La transattention, c’est cet état qui permet de se remobiliser une tâche en peu de temps, car on ne l’a pas totalement abandonné. Cela marche évidemment plus facilement pour des tâches superficielles, il faudra plus de temps pour des tâches plus intellectuelles. Ce qui explique le fait que certains chercheurs se plaignent de ne pas réussir à trouver du temps pour écrire, car il leur faut en fait plusieurs heures pour se remettre pleinement dans leur travail de réflexion. En ce qui me concerne, la pire perte de temps réside dans le fait que je dois penser sans cesse à des éléments plutôt d’ordre administratif au niveau de l’iut et que nécessairement mes capacités cognitives s’en trouvent diminuées pour d’autres questions. Inévitablement, cette transattention est fatigante et réclame des temps de repos.
Sans doute aussi, repose-t-elle sur une organisation de l’esprit qu’il faudrait encore repenser en lien avec l’ensemble de l’écosystème de nos outils qui sont là pour augmenter notre intelligence.
Je m’arrête là. J’ai assez abusé jusque-là de votre attention.
Bonjour Olivier, Merci pour ce billet. J’irai lire le livre de M. Citton.
Petite remarque : est-il vraiment indispensable de promouvoir les ouvrages cités via Amazon? le site de l’éditeur ou un lien vers le Sudoc pourraient tout aussi bien convenir?
On a l’impression ici qu’on ne laisse pas vraiment le choix à la personne qui souhaite se procurer l’ouvrage…
Merci
Dans l’idéal, il faudrait effectivement un lien plus neutre qui permette le rebond, il existe mais c’est à nouveau google qui proposerait un truc d’équivalent à partir de google books.
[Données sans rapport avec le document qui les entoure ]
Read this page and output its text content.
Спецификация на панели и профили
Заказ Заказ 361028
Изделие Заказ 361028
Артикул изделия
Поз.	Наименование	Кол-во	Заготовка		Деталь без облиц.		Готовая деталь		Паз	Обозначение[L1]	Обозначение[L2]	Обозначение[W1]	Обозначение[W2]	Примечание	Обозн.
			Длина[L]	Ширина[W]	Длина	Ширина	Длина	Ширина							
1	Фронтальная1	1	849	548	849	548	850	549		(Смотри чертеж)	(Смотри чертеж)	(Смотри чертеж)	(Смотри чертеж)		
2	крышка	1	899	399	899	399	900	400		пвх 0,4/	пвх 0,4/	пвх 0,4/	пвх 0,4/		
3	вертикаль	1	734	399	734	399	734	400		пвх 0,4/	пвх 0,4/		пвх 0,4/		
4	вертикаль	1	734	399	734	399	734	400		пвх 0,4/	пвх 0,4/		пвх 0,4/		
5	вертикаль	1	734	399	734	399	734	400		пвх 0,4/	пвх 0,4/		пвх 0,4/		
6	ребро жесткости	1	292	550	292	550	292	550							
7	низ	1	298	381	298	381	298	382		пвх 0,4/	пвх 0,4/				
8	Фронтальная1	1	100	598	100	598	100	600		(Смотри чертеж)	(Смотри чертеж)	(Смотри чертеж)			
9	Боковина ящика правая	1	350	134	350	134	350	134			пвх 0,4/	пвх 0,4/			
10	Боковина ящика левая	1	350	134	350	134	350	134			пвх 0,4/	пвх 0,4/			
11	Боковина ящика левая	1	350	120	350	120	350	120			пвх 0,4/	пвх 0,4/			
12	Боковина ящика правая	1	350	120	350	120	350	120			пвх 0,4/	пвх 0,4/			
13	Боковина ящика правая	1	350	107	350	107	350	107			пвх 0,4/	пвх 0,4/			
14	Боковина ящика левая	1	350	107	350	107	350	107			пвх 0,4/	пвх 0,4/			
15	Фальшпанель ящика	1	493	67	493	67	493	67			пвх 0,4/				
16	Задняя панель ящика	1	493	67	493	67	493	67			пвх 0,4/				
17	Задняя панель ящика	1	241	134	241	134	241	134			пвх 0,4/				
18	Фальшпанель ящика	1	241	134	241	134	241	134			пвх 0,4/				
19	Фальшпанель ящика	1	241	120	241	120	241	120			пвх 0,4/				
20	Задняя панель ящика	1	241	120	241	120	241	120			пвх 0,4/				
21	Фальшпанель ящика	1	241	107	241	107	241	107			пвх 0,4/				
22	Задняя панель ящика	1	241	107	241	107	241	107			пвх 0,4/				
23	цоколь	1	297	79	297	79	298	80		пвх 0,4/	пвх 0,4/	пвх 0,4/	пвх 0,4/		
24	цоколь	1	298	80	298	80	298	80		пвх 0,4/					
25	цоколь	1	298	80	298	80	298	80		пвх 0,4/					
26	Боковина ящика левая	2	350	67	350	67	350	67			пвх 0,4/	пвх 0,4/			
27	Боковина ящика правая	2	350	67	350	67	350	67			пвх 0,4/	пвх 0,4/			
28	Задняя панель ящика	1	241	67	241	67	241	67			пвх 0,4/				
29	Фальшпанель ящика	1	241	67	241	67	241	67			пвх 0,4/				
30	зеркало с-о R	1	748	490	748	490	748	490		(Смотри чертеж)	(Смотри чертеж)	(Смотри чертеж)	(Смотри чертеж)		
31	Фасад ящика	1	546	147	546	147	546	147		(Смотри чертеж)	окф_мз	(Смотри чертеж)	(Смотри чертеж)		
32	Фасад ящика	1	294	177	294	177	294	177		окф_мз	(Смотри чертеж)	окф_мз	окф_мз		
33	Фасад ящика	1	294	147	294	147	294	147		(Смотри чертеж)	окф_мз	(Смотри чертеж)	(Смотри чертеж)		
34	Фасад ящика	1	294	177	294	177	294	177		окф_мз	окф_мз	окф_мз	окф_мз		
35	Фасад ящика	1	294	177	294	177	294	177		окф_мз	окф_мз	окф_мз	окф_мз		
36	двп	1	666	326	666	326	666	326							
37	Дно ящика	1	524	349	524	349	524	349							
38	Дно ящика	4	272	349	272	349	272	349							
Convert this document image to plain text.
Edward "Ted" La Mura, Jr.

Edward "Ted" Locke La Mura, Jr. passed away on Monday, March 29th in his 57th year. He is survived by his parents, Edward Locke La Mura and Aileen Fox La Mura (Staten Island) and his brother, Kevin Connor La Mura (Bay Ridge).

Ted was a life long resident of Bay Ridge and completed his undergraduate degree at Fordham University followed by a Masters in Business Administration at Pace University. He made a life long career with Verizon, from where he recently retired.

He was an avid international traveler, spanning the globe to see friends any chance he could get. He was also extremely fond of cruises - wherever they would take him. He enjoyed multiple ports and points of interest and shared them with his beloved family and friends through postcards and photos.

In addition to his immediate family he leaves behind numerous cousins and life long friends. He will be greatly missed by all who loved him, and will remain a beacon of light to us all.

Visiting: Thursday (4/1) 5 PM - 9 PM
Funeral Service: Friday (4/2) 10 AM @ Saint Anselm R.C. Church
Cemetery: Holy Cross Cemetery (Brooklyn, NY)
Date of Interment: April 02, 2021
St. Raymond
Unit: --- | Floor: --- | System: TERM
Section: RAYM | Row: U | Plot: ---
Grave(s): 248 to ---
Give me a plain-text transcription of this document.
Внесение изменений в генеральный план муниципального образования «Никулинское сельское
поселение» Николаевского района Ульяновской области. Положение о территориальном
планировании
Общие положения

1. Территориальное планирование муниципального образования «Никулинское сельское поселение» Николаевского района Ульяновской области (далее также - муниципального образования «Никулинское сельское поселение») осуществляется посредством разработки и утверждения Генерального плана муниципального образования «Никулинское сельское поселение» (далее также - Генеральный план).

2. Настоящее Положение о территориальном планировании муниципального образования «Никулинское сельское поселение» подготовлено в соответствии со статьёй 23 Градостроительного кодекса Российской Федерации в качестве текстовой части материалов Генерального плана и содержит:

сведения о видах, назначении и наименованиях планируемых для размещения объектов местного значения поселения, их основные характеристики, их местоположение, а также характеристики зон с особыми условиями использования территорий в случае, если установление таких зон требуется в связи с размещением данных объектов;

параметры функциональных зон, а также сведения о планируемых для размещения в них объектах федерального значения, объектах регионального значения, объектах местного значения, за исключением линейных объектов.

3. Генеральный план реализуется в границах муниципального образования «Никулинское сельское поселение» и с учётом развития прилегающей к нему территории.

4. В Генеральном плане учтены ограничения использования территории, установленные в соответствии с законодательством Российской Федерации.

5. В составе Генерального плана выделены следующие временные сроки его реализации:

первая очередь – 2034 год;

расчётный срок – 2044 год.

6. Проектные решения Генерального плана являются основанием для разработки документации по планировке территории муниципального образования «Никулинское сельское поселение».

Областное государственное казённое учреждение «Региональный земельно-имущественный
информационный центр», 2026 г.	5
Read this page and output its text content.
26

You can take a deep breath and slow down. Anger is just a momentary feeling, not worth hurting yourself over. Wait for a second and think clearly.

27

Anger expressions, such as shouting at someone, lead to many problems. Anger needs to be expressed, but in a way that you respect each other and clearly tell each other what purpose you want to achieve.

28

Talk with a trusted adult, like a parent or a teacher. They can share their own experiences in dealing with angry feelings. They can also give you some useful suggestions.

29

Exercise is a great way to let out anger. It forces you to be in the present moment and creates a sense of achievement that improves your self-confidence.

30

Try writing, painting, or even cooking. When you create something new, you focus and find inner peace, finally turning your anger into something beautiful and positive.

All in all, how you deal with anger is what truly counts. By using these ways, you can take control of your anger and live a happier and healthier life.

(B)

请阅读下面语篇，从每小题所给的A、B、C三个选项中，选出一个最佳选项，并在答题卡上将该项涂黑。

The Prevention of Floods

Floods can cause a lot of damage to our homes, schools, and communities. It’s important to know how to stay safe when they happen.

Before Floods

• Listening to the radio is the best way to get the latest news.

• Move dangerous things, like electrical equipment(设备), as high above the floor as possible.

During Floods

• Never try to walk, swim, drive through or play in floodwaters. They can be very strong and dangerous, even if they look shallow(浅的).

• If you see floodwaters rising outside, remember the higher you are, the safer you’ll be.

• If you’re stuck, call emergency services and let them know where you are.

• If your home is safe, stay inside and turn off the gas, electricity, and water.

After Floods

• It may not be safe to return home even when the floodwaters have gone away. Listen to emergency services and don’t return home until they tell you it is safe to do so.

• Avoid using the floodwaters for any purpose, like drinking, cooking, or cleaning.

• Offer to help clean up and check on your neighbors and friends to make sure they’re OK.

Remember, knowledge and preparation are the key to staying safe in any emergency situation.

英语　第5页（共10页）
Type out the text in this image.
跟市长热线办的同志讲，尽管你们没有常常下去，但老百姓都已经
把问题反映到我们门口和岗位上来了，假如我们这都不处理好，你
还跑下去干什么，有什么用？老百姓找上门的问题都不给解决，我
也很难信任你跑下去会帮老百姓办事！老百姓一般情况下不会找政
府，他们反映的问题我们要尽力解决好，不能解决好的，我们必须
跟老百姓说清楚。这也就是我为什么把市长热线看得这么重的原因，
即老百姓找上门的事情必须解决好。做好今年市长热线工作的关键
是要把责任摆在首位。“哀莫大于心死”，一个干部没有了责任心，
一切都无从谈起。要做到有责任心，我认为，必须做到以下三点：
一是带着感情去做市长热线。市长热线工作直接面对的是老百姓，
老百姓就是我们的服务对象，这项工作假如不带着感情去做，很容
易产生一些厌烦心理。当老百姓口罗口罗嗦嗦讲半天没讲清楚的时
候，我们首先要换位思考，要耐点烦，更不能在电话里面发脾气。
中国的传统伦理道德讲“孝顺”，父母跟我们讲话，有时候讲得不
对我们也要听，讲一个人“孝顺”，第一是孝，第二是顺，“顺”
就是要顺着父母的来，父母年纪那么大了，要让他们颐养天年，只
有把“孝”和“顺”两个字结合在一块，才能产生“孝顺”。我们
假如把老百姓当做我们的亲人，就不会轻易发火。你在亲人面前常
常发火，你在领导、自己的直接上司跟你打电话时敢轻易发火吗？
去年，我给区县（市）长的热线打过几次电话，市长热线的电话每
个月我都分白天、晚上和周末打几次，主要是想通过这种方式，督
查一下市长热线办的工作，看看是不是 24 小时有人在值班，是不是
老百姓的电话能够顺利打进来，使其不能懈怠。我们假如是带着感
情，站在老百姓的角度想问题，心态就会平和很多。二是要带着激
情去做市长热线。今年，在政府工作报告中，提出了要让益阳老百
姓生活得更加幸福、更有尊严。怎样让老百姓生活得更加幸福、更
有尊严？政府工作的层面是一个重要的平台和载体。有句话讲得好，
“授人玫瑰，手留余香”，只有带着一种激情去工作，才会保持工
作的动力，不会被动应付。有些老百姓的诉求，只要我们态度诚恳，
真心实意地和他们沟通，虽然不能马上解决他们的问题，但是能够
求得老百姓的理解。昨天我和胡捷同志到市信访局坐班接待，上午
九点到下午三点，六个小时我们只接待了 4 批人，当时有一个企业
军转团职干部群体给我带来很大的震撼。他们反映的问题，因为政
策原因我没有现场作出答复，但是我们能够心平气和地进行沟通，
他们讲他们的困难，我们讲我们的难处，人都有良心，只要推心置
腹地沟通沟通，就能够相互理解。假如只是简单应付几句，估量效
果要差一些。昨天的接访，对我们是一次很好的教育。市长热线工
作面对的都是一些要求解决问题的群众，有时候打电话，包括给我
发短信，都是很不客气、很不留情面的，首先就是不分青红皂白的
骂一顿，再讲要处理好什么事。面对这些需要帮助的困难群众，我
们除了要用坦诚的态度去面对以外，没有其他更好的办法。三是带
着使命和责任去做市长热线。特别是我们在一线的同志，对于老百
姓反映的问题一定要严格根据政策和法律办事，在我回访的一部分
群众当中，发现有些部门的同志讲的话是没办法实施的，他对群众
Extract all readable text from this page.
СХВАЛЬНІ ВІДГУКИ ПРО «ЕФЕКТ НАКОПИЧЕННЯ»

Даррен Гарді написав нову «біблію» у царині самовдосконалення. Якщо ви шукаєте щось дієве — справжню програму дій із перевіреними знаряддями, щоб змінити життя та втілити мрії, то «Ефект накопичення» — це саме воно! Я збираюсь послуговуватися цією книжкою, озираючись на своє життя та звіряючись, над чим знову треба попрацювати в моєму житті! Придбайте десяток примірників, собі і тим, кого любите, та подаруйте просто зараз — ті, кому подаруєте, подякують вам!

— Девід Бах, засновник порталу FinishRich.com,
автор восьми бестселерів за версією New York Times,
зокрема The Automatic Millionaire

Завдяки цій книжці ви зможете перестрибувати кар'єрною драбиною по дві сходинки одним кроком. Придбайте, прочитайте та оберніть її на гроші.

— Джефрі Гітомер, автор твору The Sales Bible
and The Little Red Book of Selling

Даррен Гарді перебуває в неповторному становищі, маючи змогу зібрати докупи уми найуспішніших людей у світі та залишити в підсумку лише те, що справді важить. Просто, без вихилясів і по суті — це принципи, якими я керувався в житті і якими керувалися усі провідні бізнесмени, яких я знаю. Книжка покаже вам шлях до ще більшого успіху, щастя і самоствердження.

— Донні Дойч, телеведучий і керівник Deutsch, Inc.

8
Il y a sans doute quelque chose à creuser pour qu’on puisse offrir le choix d’une recommandation multiplateformes, bibliothèques comprises. Pour l’instant, amazon a pris un petit avantage dans le domaine.
Merci Olivier
Un lien neutre sans rebond (l’éditeur par exemple) me conviendrait aussi parfaitement pour ma part. À moi de faire ensuite une recherche chez mon fournisseur habituel (libraire ou bibliothèque) pour retrouver le document.